# Audi TT 2009 Mk2 Convertible Alarm Siren Location



## AndyJay (Mar 25, 2014)

Hi all....
I'm having problems with my alarm going off at random times.
I've read on here about the siren batteries leaking and ruining the PCB.
I want to take it out to check the state of it, but have read conflicting posts on where it's actually located.
Some say the boot, others say under the front wing!

Can anyone advise me please.
Any other help much appreciated.

Thanks
Andy


----------



## AndyJay (Mar 25, 2014)

Hi all....
I'm still no wiser as to where the alarm siren is located.
When it goes off, it does sound like it's coming from the front right-hand side of the car.
It's just knowing the exact location and getting to it.

Thanks in advance
Andy


----------



## SwissJetPilot (Apr 27, 2014)

The alarm siren seems to be located in the right side fender well for both the Coupe and Roadster.

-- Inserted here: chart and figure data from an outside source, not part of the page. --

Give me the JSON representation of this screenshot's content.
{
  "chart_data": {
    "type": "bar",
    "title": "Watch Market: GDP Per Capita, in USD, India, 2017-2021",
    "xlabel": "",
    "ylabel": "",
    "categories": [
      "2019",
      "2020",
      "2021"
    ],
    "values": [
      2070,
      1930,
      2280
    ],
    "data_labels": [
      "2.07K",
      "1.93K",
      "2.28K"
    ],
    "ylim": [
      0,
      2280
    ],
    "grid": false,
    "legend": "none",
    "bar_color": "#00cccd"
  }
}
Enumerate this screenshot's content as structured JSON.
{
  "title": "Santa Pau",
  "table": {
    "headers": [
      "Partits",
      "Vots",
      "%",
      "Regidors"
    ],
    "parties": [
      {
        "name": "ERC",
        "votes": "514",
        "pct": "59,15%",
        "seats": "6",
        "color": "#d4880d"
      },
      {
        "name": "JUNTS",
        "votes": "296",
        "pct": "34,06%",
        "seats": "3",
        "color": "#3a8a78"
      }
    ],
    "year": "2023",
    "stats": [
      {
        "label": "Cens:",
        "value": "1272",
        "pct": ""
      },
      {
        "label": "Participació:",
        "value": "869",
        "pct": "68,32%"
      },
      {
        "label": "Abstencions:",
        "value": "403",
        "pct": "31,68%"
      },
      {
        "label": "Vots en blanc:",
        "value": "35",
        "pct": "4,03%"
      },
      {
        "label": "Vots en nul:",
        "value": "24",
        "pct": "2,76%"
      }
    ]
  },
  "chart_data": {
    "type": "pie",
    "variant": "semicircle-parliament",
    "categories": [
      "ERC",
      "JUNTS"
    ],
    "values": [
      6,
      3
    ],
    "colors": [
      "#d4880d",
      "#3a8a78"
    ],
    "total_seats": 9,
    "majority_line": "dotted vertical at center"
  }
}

Looks like you'll be pulling off the fender well to get to it. Have fun with that! Please send pictures if you do. 

http://workshop-manuals.com/audi/tt_roa ... _overview/

http://www.volkspage.net/technik/ssp/ssp/SSP_382.pdf
http://www.volkspage.net/technik/ssp/ssp/SSP_380.pdf

The link below is for installing lambo doors, but it does include a few pictures of the alarm siren can inside the fender to give you a better idea of where it's located.

http://www.ruefferperformance.com/media ... tueren.pdf


----------



## AndyJay (Mar 25, 2014)

If it wasn't for you SwissJetPilot, i'd be in a right pickle.
Thanks again and i'm soooo looking forward to taking off that fender well 

The alarm seems to have settled down for some reason, but no doubt it will rear it's ugly head again at the most inconvenient time. 
Your help will be invaluable.
Pictures to be added if and when.

Andy :roll:


----------



## SwissJetPilot (Apr 27, 2014)

While you're trying to get to that alarm siren, I'll schedule a root canal with my dentist. We can compare notes as to which was more fun! ;-) Looking forward to the pictures.


----------